1. ## Proof for an alternative binomial coefficient

Could anyone please point me in the direction on how to proof $C(-n, k) = (-1)^k C(n + k - 1, k)$ ?

I'm having a problem with this as the factorial of a negative integer is infinit.

2. Originally Posted by chris2547
Could anyone please point me in the direction on how to proof $C(-n, k) = (-1)^k C(n + k - 1, k)$ ?

I'm having a problem with this as the factorial of a negative integer is infinit.

You mean $C(n,k)$ instead of $C(-n,k)$

Beside $(-1)^k$ is not infinity.

3. Originally Posted by novice
You mean $C(n,k)$ instead of $C(-n,k)$

Beside $(-1)^k$ is not infinity.
No, I'm pretty sure I mean $C(-n,k)$; and did you ever try (-n!) ?

4. Originally Posted by chris2547
No, I'm pretty sure I mean $C(-n,k)$; and did you ever try (-n!) ?
I assume by $C(-n,k)$ you mean the coefficient of $x^k$ in the binomial expansion of $(1+x)^{-n}$

CB

5. Originally Posted by chris2547
Could anyone please point me in the direction on how to proof $C(-n, k) = (-1)^k C(n + k - 1, k)$ ?

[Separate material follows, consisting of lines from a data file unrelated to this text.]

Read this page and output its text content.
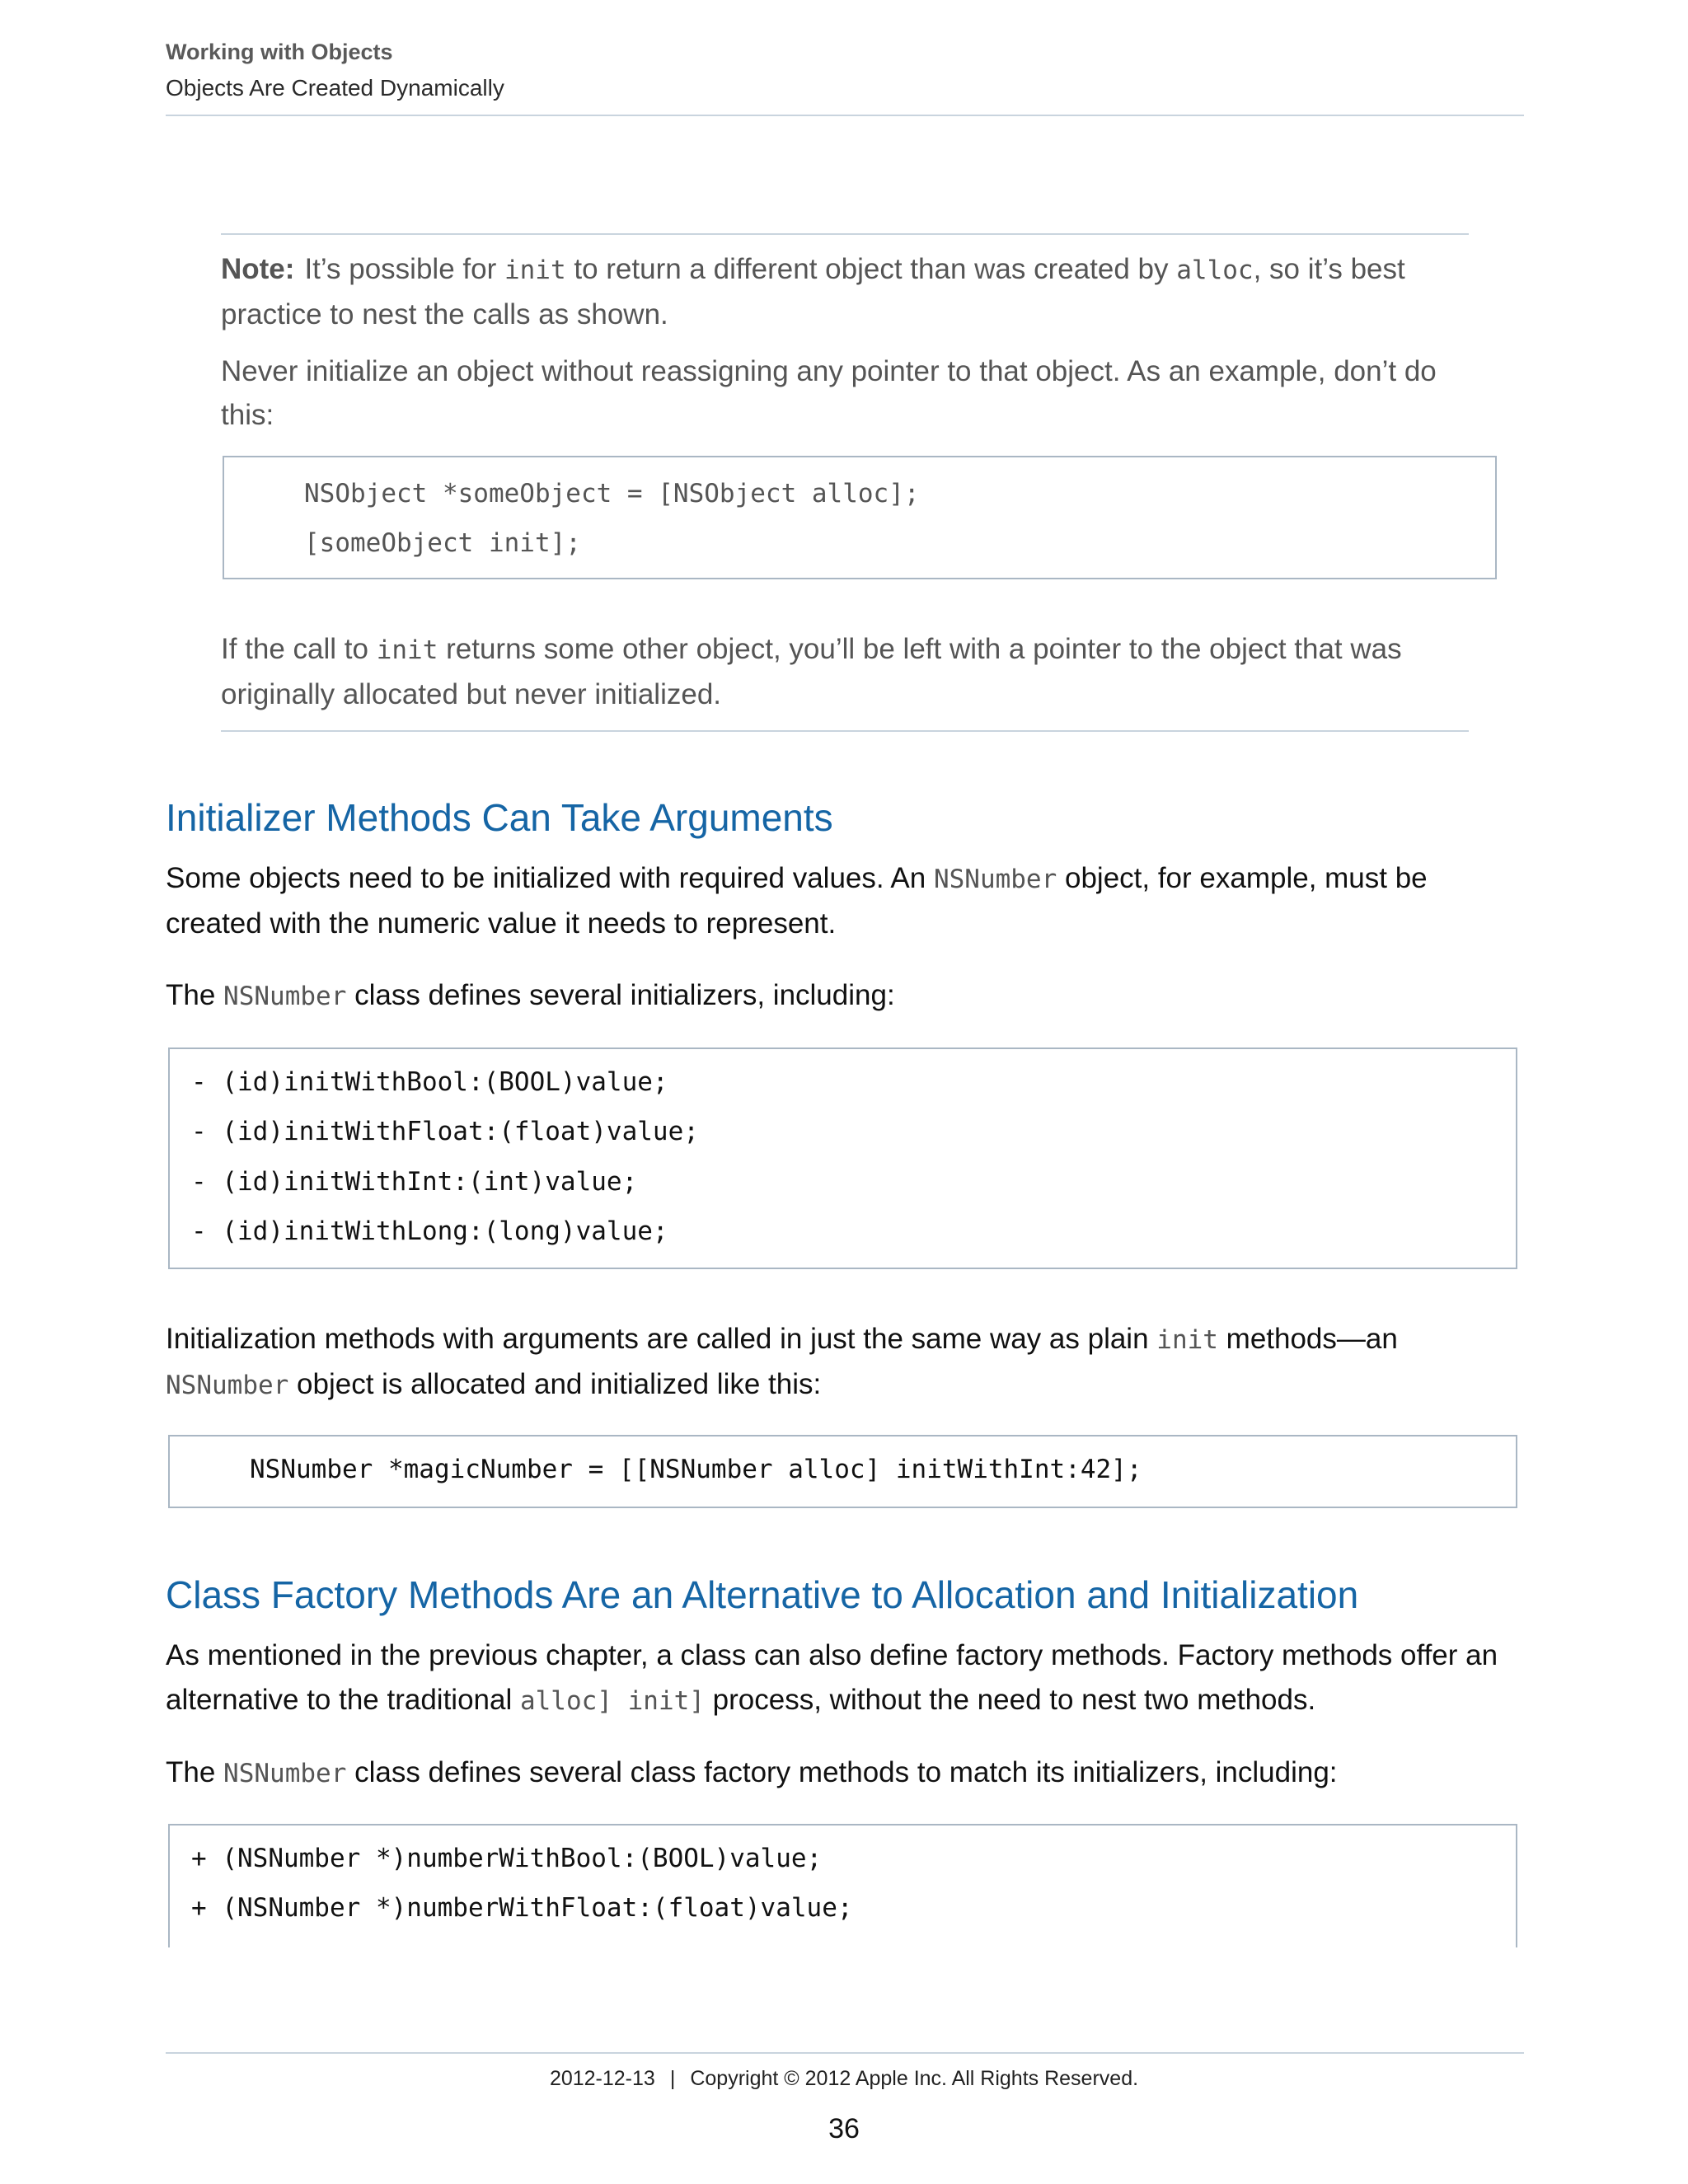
Working with Objects
Objects Are Created Dynamically
Note: It’s possible for init to return a different object than was created by alloc, so it’s best practice to nest the calls as shown.
Never initialize an object without reassigning any pointer to that object. As an example, don’t do this:
NSObject *someObject = [NSObject alloc];
[someObject init];
If the call to init returns some other object, you’ll be left with a pointer to the object that was originally allocated but never initialized.
Initializer Methods Can Take Arguments
Some objects need to be initialized with required values. An NSNumber object, for example, must be created with the numeric value it needs to represent.
The NSNumber class defines several initializers, including:
- (id)initWithBool:(BOOL)value;
- (id)initWithFloat:(float)value;
- (id)initWithInt:(int)value;
- (id)initWithLong:(long)value;
Initialization methods with arguments are called in just the same way as plain init methods—an NSNumber object is allocated and initialized like this:
NSNumber *magicNumber = [[NSNumber alloc] initWithInt:42];
Class Factory Methods Are an Alternative to Allocation and Initialization
As mentioned in the previous chapter, a class can also define factory methods. Factory methods offer an alternative to the traditional alloc] init] process, without the need to nest two methods.
The NSNumber class defines several class factory methods to match its initializers, including:
+ (NSNumber *)numberWithBool:(BOOL)value;
+ (NSNumber *)numberWithFloat:(float)value;
2012-12-13 | Copyright © 2012 Apple Inc. All Rights Reserved.
36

I'm having a problem with this as the factorial of a negative integer is infinit.

The starting point in this is to generalize the definition of C(x, k) to be

$C(x,k) = \frac{x (x-1) (x-2) \cdots (x-k+1)}{k!}$.

With this definition, x can be any real number, not necessarily an integer. k must be a non-negative integer.

Now let x = -n and see what you get.

6. Originally Posted by awkward
The starting point in this is to generalize the definition of C(x, k) to be

$C(x,k) = \frac{x (x-1) (x-2) \cdots (x-k+1)}{k!}$.

With this definition, x can be any real number, not necessarily an integer. k must be a non-negative integer.

Now let x = -n and see what you get.
Thanks alot! I got it now. I just missed that one detail about the generalization of the binomial coëfficiënt.